Best regards and thanks,
Riccardo

vavolkl · March 11, 2024, 10:57am

Hi Riccardo,

I’ve asked the ATLAS software experts about this, and while sft-nightlies has been a requirement for a subset of ATLAS jobs for a while, they’ve recently added a new check to their pilot jobs to check for it, which explains the recent failure. They should be able to confirm this here.
Cheers,
Valentin

plove · March 11, 2024, 1:19pm

Confirmed, this check has been added. Please see code here.

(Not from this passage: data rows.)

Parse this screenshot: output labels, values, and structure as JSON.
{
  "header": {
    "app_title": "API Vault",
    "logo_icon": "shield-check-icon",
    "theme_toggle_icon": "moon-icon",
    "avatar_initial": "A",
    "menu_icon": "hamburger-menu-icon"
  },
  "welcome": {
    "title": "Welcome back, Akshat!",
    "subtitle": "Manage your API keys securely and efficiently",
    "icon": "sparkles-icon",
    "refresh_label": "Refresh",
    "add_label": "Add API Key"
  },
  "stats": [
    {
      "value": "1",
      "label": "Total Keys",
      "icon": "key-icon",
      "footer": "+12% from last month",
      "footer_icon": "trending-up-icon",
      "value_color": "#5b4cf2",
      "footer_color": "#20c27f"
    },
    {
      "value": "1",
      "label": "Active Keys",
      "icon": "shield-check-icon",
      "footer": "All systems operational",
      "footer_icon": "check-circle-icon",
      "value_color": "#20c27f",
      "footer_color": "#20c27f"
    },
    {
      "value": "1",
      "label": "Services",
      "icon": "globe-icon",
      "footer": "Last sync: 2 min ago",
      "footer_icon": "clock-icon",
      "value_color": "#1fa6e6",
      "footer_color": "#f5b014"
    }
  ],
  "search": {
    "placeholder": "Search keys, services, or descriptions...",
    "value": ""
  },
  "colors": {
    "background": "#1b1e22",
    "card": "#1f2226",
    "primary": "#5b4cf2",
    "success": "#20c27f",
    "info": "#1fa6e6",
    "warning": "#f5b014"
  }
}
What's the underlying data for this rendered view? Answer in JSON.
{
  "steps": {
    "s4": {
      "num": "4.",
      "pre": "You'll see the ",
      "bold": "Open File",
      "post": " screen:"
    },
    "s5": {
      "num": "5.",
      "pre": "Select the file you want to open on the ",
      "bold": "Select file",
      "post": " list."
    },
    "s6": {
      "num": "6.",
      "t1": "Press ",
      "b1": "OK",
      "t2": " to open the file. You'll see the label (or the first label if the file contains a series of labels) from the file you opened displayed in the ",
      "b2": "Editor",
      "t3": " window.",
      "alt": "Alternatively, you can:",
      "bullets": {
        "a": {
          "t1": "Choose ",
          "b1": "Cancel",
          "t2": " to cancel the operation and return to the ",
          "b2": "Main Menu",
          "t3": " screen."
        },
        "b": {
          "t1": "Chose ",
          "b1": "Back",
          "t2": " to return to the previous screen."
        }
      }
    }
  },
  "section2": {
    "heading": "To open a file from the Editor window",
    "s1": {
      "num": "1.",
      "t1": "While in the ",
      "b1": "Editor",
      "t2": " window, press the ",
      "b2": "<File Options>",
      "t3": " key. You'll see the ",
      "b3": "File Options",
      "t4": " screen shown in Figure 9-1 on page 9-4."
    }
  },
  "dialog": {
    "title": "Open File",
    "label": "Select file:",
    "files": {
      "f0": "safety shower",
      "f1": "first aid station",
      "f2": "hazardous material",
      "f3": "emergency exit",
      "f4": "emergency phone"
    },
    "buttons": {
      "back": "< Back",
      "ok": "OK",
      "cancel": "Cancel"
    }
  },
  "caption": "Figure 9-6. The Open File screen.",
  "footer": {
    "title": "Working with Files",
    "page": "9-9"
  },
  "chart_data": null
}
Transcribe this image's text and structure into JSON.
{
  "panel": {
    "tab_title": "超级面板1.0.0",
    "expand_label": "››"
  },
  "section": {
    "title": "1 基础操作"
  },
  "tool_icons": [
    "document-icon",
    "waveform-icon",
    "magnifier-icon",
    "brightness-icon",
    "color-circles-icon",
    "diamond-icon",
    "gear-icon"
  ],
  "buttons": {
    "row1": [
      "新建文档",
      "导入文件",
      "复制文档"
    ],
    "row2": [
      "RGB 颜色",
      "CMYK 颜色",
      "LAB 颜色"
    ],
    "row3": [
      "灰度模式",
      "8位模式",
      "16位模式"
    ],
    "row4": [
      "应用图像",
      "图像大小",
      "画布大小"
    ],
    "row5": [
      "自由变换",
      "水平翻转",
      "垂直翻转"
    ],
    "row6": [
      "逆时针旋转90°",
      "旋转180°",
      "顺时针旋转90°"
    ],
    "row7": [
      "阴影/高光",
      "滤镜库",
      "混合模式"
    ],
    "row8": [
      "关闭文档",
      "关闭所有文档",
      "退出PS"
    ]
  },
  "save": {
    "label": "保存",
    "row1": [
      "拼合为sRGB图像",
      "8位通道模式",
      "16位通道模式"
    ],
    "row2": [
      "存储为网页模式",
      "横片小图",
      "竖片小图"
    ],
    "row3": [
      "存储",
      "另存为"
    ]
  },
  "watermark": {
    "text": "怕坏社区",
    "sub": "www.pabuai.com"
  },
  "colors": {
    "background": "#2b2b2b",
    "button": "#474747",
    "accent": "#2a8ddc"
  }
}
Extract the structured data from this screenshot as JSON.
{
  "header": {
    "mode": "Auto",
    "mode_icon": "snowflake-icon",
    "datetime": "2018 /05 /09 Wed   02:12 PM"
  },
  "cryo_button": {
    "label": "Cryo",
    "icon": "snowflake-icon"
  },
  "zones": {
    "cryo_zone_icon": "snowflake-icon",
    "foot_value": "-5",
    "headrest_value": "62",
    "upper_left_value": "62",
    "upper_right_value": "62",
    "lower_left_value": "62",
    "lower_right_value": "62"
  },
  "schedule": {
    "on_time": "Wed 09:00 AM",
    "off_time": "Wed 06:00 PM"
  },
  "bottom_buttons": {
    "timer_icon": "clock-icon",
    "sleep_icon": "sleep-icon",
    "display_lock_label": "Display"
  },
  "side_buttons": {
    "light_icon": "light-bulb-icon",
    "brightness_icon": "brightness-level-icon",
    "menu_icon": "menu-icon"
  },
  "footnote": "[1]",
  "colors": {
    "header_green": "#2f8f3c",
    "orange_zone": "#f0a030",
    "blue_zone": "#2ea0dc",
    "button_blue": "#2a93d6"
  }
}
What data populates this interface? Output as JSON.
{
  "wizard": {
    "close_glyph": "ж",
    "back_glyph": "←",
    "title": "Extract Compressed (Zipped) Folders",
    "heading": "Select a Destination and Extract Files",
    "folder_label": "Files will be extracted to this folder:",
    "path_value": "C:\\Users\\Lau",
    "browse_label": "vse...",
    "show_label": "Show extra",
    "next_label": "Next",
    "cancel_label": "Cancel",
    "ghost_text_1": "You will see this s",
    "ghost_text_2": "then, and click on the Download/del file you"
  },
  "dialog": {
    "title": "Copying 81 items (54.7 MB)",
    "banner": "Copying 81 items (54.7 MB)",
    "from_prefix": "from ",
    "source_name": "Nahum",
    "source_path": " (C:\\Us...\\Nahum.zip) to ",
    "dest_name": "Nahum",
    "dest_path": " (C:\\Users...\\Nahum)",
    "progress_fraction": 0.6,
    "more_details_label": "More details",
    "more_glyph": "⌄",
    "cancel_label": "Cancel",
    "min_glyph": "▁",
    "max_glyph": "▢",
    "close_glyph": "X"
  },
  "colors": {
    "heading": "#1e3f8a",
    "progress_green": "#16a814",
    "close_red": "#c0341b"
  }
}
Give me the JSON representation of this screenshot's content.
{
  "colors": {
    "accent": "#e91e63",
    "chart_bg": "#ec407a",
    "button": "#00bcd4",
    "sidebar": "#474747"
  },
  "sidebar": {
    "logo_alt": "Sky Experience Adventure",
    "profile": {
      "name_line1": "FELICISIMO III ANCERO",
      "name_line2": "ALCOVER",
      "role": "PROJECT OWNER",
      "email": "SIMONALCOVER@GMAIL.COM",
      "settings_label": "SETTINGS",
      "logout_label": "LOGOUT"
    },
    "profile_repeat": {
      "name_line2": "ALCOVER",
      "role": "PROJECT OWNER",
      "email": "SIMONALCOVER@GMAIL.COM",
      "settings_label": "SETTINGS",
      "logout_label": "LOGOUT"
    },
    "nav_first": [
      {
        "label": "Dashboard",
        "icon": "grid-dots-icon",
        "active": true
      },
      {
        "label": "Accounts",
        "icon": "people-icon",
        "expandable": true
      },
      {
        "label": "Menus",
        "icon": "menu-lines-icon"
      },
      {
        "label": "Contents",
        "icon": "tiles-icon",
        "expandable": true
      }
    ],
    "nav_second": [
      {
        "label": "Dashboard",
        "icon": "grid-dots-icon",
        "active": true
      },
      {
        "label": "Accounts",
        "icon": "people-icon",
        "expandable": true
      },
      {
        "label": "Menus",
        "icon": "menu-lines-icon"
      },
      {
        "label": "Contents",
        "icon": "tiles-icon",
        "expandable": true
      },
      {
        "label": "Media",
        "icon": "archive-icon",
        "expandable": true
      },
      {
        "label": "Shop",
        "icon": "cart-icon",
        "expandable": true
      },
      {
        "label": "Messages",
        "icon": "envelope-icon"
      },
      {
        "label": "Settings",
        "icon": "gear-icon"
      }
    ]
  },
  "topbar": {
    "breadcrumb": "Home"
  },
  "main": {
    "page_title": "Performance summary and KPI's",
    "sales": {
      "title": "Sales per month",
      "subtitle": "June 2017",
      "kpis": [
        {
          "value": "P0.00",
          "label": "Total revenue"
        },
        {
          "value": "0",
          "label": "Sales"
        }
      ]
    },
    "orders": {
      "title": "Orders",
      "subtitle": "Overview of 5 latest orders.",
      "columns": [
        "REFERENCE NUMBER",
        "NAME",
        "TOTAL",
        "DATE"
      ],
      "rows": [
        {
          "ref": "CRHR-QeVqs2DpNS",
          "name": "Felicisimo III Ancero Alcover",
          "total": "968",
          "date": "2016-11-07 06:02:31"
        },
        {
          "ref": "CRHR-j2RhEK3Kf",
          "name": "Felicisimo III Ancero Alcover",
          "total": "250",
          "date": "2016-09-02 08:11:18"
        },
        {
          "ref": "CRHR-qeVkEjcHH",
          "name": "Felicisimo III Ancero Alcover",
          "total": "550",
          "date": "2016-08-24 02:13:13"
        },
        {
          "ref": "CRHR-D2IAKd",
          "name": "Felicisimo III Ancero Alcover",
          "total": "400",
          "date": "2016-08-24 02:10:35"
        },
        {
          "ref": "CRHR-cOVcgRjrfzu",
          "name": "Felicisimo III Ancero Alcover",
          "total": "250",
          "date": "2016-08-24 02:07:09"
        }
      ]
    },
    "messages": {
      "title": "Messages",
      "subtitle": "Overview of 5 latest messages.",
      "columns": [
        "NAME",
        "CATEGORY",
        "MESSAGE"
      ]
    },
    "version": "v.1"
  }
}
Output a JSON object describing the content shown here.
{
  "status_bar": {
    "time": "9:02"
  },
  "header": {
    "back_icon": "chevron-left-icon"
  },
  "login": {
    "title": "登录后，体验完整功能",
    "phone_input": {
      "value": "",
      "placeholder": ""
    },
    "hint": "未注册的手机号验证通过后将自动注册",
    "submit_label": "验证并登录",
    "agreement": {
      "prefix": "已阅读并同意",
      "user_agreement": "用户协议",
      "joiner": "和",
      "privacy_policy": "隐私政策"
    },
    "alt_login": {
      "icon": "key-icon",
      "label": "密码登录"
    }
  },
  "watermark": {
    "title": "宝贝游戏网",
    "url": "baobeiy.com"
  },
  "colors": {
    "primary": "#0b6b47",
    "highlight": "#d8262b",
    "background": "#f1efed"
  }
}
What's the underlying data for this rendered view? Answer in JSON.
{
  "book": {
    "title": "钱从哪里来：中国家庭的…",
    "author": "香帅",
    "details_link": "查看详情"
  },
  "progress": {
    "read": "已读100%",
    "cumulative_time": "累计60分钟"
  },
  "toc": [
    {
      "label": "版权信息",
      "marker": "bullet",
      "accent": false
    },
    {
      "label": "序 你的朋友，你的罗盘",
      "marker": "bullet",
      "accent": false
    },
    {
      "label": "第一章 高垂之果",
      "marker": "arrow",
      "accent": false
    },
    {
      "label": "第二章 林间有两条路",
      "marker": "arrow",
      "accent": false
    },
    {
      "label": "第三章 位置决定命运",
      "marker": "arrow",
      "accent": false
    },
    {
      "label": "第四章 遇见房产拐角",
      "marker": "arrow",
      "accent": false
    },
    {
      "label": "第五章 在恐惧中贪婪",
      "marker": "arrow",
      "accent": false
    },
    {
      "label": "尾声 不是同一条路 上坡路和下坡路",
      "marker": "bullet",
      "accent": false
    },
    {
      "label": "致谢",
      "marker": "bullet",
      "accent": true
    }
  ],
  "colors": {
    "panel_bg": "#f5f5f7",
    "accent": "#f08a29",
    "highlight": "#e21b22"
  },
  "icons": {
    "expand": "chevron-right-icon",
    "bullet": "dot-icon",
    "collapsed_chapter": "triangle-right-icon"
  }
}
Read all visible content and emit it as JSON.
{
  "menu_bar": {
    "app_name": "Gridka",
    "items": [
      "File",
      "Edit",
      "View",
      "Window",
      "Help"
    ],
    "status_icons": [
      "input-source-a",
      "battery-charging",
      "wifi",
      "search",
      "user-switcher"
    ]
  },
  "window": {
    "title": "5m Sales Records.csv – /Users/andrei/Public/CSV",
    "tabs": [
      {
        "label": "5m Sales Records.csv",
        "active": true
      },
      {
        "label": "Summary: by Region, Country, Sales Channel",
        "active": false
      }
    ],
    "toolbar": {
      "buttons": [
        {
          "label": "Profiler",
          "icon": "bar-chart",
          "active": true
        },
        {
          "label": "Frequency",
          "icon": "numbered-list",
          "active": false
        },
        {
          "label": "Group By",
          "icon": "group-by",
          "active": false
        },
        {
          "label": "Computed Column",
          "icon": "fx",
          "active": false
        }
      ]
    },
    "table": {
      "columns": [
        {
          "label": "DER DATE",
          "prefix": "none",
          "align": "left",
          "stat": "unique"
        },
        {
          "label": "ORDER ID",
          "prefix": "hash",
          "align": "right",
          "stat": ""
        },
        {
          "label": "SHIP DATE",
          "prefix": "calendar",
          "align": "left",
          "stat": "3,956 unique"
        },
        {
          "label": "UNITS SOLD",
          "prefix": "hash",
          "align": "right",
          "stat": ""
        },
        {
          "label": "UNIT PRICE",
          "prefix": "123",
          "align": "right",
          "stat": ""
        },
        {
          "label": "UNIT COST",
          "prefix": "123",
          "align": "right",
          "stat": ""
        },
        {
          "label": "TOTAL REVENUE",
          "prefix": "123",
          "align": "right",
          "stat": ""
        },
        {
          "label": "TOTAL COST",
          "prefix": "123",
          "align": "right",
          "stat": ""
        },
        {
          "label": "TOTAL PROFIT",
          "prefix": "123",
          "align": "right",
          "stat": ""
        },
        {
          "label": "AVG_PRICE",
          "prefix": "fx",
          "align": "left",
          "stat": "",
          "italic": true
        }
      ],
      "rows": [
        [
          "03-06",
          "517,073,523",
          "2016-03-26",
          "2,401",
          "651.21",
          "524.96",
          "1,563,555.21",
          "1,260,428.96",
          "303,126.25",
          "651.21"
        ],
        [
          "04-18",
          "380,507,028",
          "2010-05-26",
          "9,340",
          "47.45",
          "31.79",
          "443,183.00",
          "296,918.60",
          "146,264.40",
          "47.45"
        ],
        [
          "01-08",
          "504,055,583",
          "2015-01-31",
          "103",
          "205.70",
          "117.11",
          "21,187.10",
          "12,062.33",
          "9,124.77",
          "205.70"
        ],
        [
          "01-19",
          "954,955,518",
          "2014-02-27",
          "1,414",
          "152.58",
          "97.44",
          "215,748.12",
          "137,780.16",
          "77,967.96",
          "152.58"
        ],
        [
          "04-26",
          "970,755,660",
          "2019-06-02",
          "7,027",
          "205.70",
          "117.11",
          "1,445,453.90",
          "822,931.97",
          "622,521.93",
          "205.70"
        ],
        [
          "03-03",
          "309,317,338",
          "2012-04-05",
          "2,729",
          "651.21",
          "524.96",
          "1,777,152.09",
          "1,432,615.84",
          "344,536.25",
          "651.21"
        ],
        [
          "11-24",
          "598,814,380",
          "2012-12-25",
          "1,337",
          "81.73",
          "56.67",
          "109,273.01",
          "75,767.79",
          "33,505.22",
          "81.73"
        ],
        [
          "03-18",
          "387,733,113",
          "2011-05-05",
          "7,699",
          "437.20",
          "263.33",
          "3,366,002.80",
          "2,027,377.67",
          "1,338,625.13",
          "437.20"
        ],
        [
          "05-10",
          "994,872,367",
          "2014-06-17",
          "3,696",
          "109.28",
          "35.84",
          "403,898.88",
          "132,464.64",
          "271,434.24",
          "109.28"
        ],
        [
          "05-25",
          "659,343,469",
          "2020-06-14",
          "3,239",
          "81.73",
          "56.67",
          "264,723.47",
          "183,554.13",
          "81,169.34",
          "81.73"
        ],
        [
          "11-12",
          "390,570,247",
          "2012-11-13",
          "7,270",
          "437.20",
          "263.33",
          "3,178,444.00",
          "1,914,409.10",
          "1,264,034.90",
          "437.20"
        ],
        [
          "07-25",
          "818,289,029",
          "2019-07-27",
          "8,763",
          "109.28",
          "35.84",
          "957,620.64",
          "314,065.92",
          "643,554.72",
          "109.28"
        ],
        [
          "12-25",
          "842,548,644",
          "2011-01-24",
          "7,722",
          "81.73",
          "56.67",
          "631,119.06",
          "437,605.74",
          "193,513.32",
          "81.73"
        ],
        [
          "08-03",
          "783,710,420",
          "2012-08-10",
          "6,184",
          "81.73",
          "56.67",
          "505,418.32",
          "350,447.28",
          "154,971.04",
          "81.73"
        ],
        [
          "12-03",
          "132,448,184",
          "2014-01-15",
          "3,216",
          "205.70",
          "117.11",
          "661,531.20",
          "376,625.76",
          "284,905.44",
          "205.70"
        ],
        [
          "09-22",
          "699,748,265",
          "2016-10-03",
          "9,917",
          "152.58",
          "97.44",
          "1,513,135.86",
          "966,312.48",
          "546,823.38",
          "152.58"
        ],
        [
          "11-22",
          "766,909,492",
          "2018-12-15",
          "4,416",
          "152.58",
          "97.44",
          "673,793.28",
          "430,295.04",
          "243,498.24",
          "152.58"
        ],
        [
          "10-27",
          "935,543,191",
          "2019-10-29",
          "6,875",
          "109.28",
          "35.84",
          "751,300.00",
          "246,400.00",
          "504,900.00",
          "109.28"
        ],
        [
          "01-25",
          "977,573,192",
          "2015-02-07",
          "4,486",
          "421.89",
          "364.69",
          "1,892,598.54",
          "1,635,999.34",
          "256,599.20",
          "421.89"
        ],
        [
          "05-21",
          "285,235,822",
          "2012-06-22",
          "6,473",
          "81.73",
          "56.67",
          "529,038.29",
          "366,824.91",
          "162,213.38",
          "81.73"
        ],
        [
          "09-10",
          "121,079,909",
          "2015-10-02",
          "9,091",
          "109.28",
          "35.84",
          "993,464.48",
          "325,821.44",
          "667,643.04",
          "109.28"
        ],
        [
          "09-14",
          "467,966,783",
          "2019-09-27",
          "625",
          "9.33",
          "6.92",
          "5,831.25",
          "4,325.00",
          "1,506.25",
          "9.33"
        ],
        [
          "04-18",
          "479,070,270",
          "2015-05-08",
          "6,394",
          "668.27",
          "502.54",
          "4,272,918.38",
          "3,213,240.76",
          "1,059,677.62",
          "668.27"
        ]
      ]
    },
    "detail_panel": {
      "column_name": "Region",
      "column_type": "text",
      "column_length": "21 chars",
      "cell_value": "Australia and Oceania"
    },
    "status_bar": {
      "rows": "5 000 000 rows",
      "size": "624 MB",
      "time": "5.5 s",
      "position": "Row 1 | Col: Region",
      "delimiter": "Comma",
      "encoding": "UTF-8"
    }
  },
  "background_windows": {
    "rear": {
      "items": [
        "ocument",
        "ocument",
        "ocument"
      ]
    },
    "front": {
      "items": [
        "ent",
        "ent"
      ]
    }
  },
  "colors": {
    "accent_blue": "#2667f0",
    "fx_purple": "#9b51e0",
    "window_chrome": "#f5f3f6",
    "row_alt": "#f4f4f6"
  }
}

destefano · March 12, 2024, 11:25pm

Some ATLAS sites are considering working around this check by auto-mounting these repositories, and by keeping them mounted with a read/stat triggered by cron every few minutes? Do you see any possible downsides to this approach, @jakob? @vavolkl?

vavolkl · March 13, 2024, 8:39am

Hi John,

the problem at CSCS was due to autofs not being available, and sft-nightlies.cern.ch not yet manually mounted - if automounting is possible I would have expected that there is no need for a cron job to keep it mounted. The check should in effect mount it, right?

destefano · March 14, 2024, 1:35pm

Thanks Valentin, but in my case, most (nearly all) of the nodes that I have seen with these reported issues had no problems with autofs or mounting the repos on demand. The new pilot check does a much better job of checking whether the repo can be mounted and files accessed, as opposed to checking whether the files are already mounted, and we’ve seen zero reported issues since that was put in place. But if they arise again on nodes without issues, we may consider auto-mounting the repos that are being checked.